Anthistarcha geniatella

Scientific classification
- Domain: Eukaryota
- Kingdom: Animalia
- Phylum: Arthropoda
- Class: Insecta
- Order: Lepidoptera
- Family: Gelechiidae
- Genus: Anthistarcha
- Species: A. geniatella
- Binomial name: Anthistarcha geniatella (Busck, 1914)
- Synonyms: Gelechia geniatella Busck, 1914;

= Anthistarcha geniatella =

- Authority: (Busck, 1914)
- Synonyms: Gelechia geniatella Busck, 1914

Species of moth

Anthistarcha geniatella is a moth in the family Gelechiidae. It was described by August Busck in 1914. It is found in Panama.
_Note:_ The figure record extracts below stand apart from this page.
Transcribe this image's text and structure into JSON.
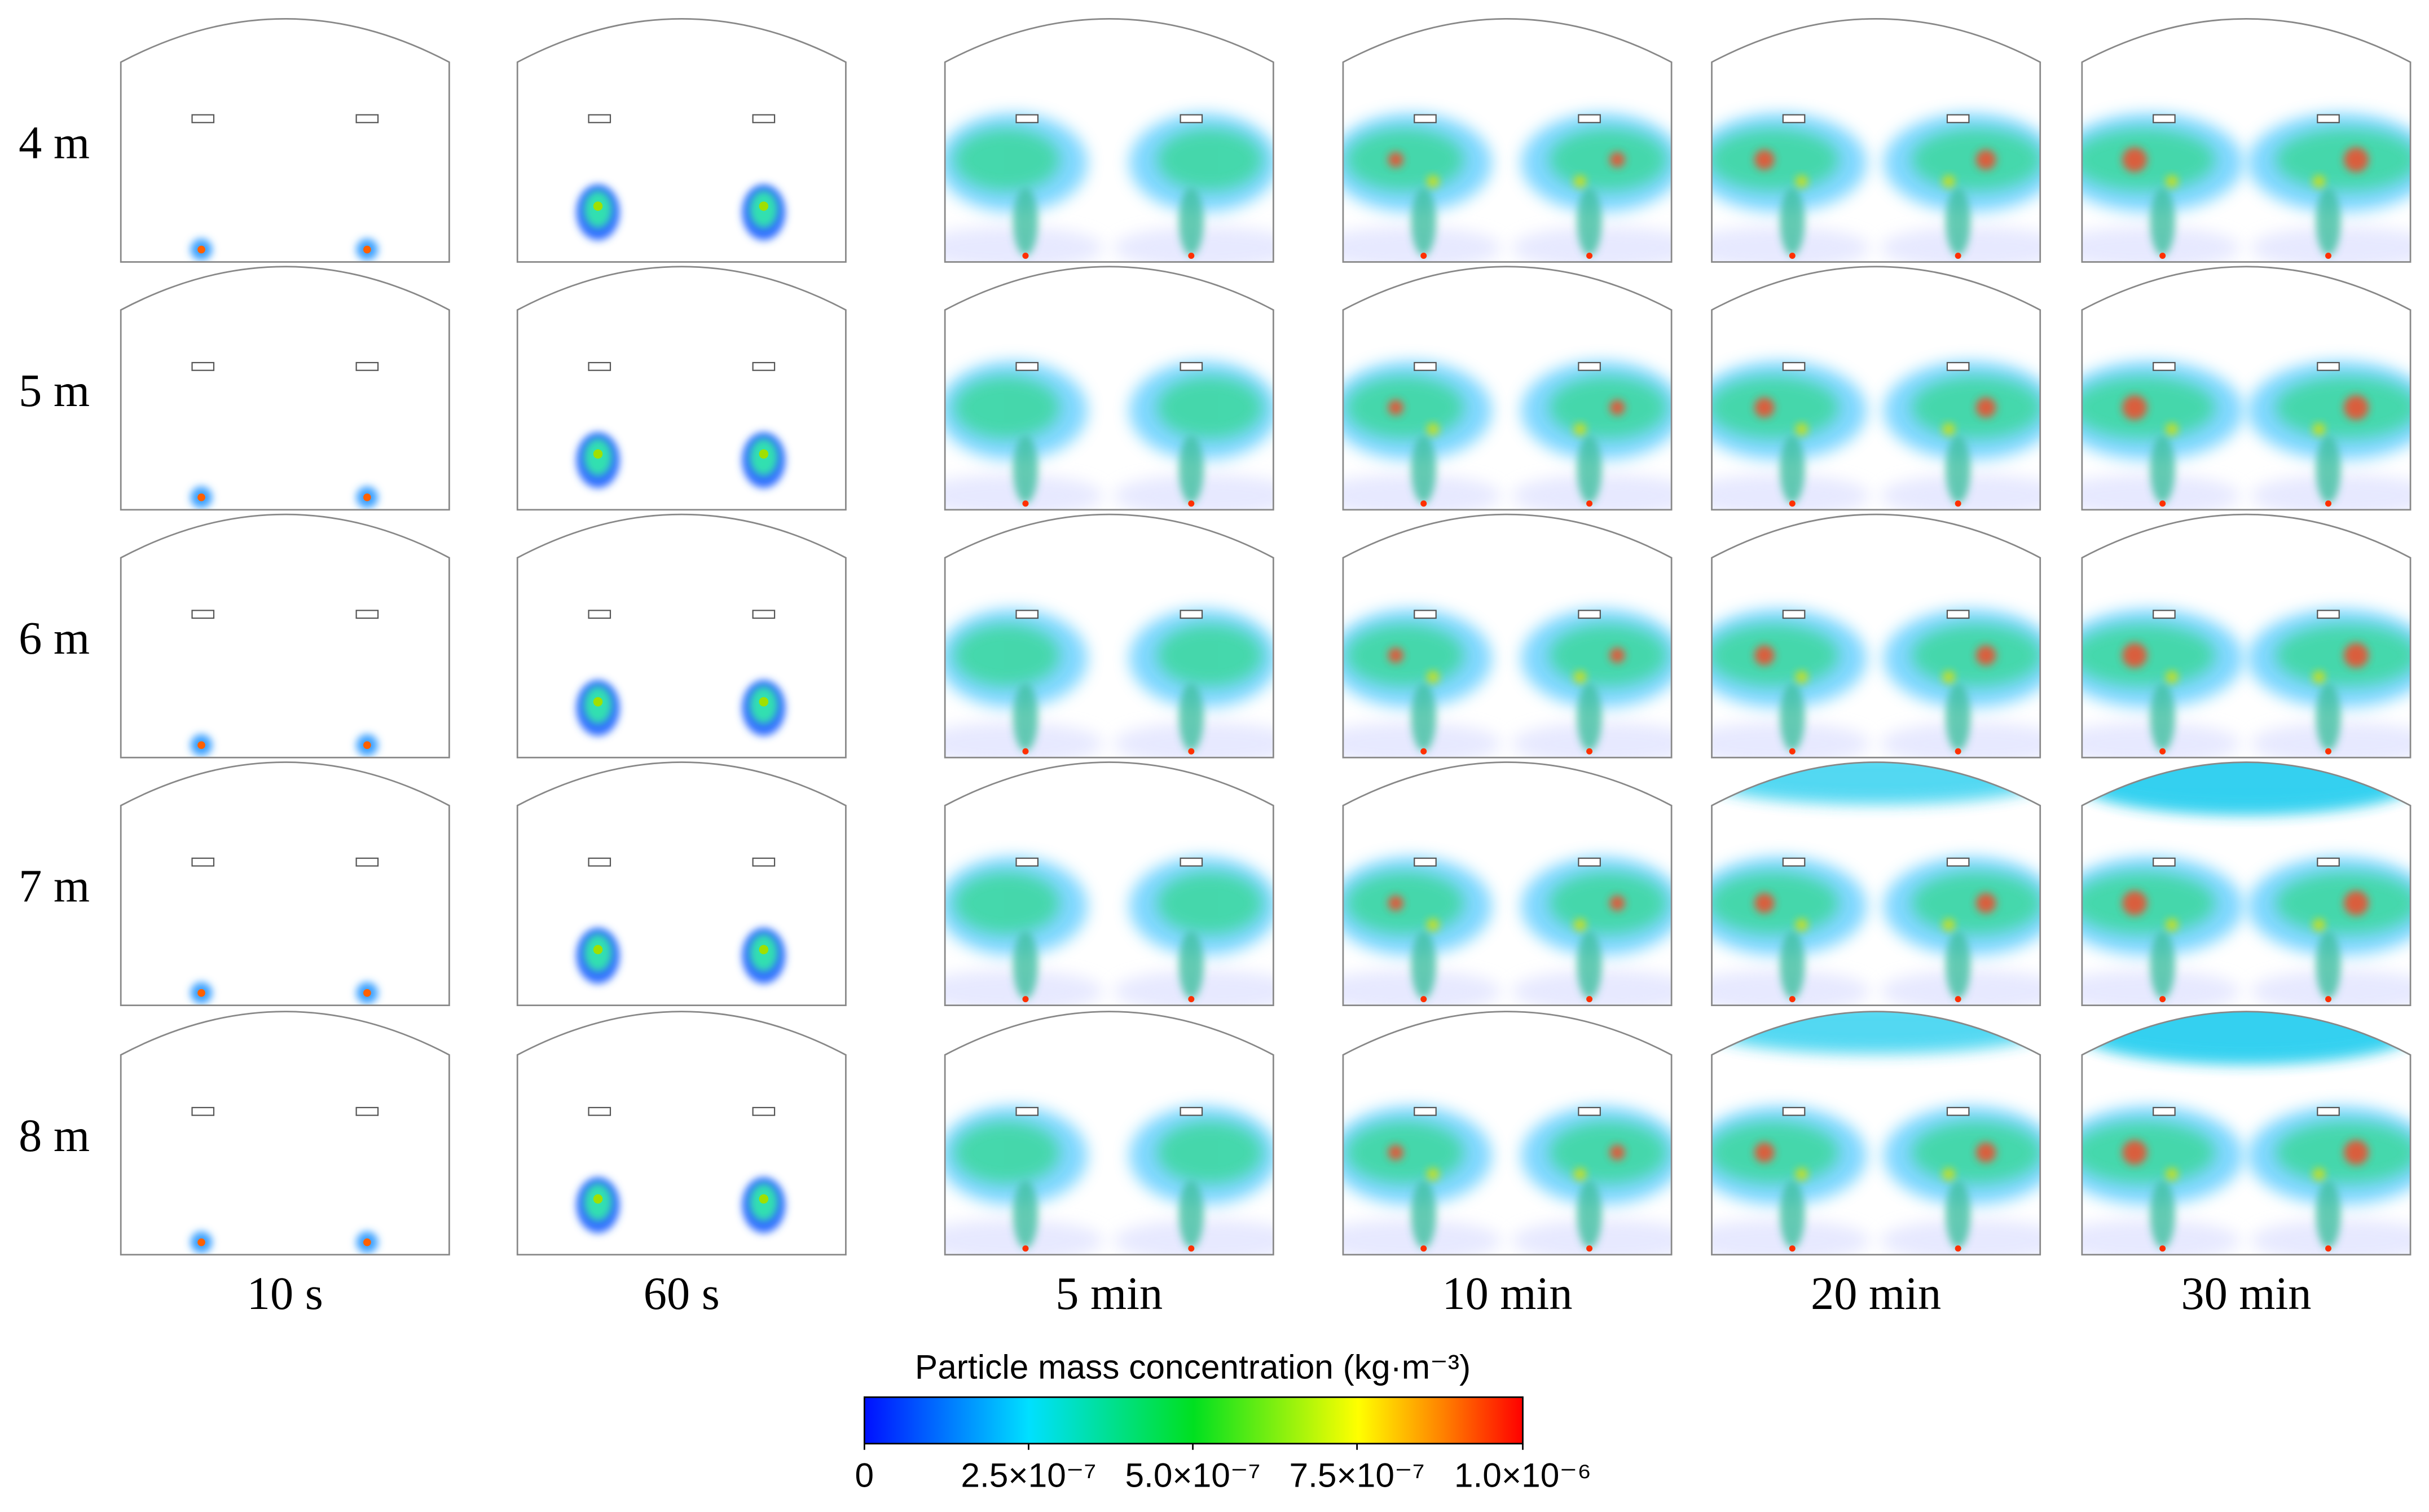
{
  "row_labels": [
    "4 m",
    "5 m",
    "6 m",
    "7 m",
    "8 m"
  ],
  "column_labels": [
    "10 s",
    "60 s",
    "5 min",
    "10 min",
    "20 min",
    "30 min"
  ],
  "colorbar": {
    "title": "Particle mass concentration (kg·m⁻³)",
    "tick_labels": [
      "0",
      "2.5×10⁻⁷",
      "5.0×10⁻⁷",
      "7.5×10⁻⁷",
      "1.0×10⁻⁶"
    ]
  }
}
The wingspan is 11–12 mm. The forewings are white overlaid with dark grey and ochreous scales. There are two large tufts of dark erect scales on the middle of the cell, one above the other and together reaching nearly across the wing. The bases of these tufts are yellow. There are four dark brown spots on the costa, edged below with yellow and there is a ring of dark brown scales at the tornus, with a few yellow scales within. The apical part of the wing is heavily overlaid with dark brown which obscures a row of dark terminal dots. The hindwings are semitransparent on the basal half and dark fuscous on the apical half. Males have a strong costal tuft, which is ochreous at the base and blackish brown at the tips.